I laughed. I admired the spirit she had.

"Okay then, I better go. Lots of homework to do"

She looked puzzled.

"Homework? I thought you were a carer?"

"Part-time job" I explained, tucking the covers around her.

"Your mother will be wanting you home"

"I'll be waiting a while for her to come back"

She nodded. I leaned and kissed her forehead, much to her bemusement. I said goodbye and left the room. I went back up the corridor to the front desk.

"How was she?" Sally asked.

"Good" I said, smiling. "I'll see you tomorrow"

No sooner that I got to my house did it start raining. I ran in the door, took off my trainers in the hall and nearly crashed into Dad on my hurry to get to my room.

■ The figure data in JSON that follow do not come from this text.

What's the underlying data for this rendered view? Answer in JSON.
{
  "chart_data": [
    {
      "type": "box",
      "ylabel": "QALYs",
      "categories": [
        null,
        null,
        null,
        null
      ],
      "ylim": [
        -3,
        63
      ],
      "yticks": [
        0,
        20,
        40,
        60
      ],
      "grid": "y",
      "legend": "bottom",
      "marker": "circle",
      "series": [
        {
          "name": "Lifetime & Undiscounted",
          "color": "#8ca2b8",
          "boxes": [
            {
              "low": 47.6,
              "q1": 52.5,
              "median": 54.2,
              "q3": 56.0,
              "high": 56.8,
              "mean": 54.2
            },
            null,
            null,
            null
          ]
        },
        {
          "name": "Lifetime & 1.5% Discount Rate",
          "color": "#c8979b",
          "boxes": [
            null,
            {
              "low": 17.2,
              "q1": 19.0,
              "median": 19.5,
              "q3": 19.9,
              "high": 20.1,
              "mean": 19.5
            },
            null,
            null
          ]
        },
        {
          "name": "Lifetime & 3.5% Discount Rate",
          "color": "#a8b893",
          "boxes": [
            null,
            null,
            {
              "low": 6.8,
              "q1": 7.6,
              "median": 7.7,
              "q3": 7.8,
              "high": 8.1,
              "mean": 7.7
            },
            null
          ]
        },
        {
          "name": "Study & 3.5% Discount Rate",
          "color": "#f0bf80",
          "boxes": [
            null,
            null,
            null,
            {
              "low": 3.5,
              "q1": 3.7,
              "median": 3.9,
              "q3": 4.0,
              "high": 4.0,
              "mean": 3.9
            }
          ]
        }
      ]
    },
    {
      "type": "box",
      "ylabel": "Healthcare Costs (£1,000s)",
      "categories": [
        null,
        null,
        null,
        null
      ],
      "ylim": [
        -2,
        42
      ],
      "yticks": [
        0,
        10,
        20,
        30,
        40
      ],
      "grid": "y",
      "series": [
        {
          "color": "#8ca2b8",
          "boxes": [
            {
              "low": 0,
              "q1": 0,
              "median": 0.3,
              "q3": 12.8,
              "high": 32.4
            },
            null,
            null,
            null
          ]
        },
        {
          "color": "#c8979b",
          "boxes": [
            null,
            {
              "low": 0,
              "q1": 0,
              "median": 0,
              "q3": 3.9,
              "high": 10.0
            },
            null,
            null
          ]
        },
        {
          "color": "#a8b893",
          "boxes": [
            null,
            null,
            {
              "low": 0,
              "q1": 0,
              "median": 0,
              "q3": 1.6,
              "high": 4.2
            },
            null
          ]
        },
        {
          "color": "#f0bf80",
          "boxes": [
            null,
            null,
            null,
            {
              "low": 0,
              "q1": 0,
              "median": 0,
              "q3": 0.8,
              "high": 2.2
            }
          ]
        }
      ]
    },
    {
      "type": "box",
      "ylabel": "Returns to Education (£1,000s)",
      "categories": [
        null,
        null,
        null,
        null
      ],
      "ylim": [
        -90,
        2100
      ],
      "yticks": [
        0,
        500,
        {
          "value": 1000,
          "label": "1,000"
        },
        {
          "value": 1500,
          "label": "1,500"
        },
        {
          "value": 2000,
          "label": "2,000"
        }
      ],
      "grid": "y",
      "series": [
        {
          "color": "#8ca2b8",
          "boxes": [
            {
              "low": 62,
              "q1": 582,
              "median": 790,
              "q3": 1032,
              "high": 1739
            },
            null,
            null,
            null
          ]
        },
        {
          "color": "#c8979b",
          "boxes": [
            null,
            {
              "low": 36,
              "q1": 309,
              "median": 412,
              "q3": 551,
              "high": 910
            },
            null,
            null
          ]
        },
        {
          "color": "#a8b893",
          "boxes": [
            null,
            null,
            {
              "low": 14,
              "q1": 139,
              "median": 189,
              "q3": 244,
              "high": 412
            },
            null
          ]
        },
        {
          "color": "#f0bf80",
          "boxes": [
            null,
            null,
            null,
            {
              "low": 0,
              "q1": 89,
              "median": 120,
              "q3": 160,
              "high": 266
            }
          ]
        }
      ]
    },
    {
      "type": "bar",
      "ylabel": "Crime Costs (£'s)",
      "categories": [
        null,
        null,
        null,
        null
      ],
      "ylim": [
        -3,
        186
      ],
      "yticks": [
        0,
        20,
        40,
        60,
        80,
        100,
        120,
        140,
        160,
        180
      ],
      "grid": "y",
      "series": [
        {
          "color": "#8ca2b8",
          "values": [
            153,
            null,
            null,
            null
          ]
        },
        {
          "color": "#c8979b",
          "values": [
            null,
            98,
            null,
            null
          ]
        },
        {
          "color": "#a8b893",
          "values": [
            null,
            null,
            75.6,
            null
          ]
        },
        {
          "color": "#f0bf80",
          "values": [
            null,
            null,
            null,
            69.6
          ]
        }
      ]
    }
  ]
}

"That eager to see your old Dad?"

He reached and immersed me in a giant bear hug. I breathed in his familiar scent.

"I really admire you for what you do there, son" He said, smiling.

"I admire the people who do it full-time. Its a hard job!"

"Dinners at five, sausages and mash"
I nodded. This was Dad and I's special meal. Simple, but tasty.

I ran up to my room, closed the door and went straight to my laptop. Facebook.com was on the screen. Okay, maybe I wasn't going to tell Anna how I feel about her just yet. But I think a friend request is a big step.

Before I could change my mind I sent it. And then I waited. And waited. It had been ten minutes. Don't people normally accept friend requests straight away? I glanced at the picture on the desk. It was my mother, with long flowing red hair and a beautiful glow on her face. It was taken on our family holiday to Disneyland Paris. She was wearing Mickey Mouse ears in the picture. I stroked the photo, feeling that missing feeling I usually feel when I think of her. She was my mother. My secret.